Even with the best of intentions, you can get into a lot of trouble when you’re new.
Too Many Pieces
“The new hire experience here is very chopped up,” says Stephanie Kelber. “There are so many pieces of it all over the place. You might get seven or eight communications from different departments your first week. It’s confusing when you’re new and know nothing about campus.”
Kelber should know. She’s the human resources professional who’s been tapped to spearhead the creation of a center dedicated to coordinating all the activities involved in processing new hires. The onboarding center, which hopes to find a home in the Joyner Visitor Center on the west side of campus, is scheduled to be up and running in the spring.
If all goes as planned, newly hired employees will be able to take advantage of a wide range of services through the center, including a Web portal for many of the standardized processes currently done by hand, such as filling out tax withholding forms. The center will also offer personalized assistance for more complex tasks, such as selecting benefits.
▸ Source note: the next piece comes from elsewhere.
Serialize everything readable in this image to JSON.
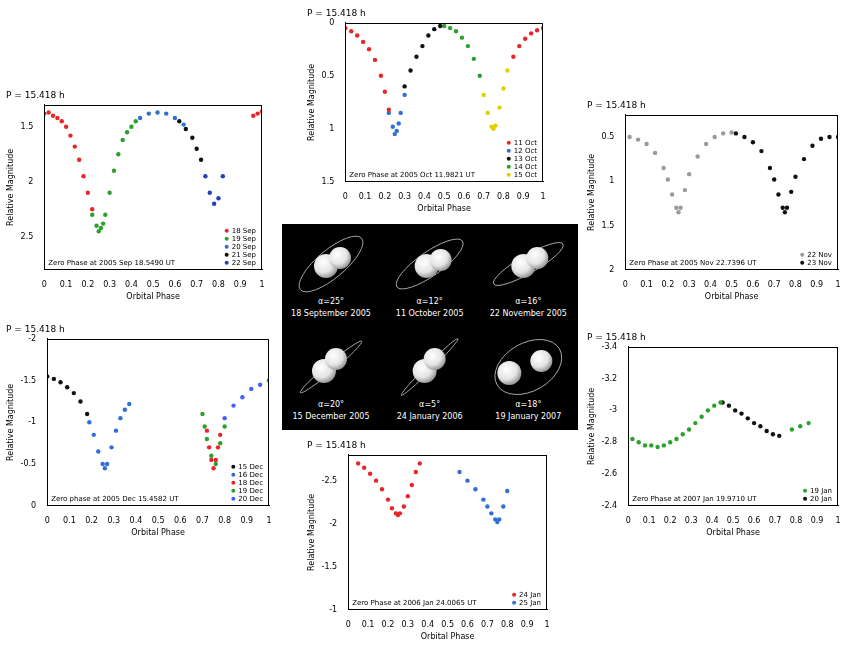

New employee orientation – now a daylong workshop that covers an exhaustive list of topics – may eventually be divided into a number of separate components that would be offered online as well as face-to-face over a period of months, Kelber says.
In the Spotlight
The new hire center is the first shared services center envisioned by University Business Operations, a new division charged with streamlining and improving HR and finance services on campus. All eyes will be on the new center, Kelber says, to see if reality matches expectations. But she’s not worried about the outcome.
“We know exactly what we need to fix,” she says. “We know the best practices we need to follow, we have smart people on campus who know how to make it happen, and we have support across the university.”
The goal, Kelber says, goes beyond helping new employees process paperwork.
“Onboarding is more than saying, ‘Hello, here’s your parking pass and ID. Good luck.’ It’s about equipping new employees with everything they need to be productive in their job in the first year of employment,” she says. “They need the right kind of training and development, they need to know about our community and our culture – all the things that matter.”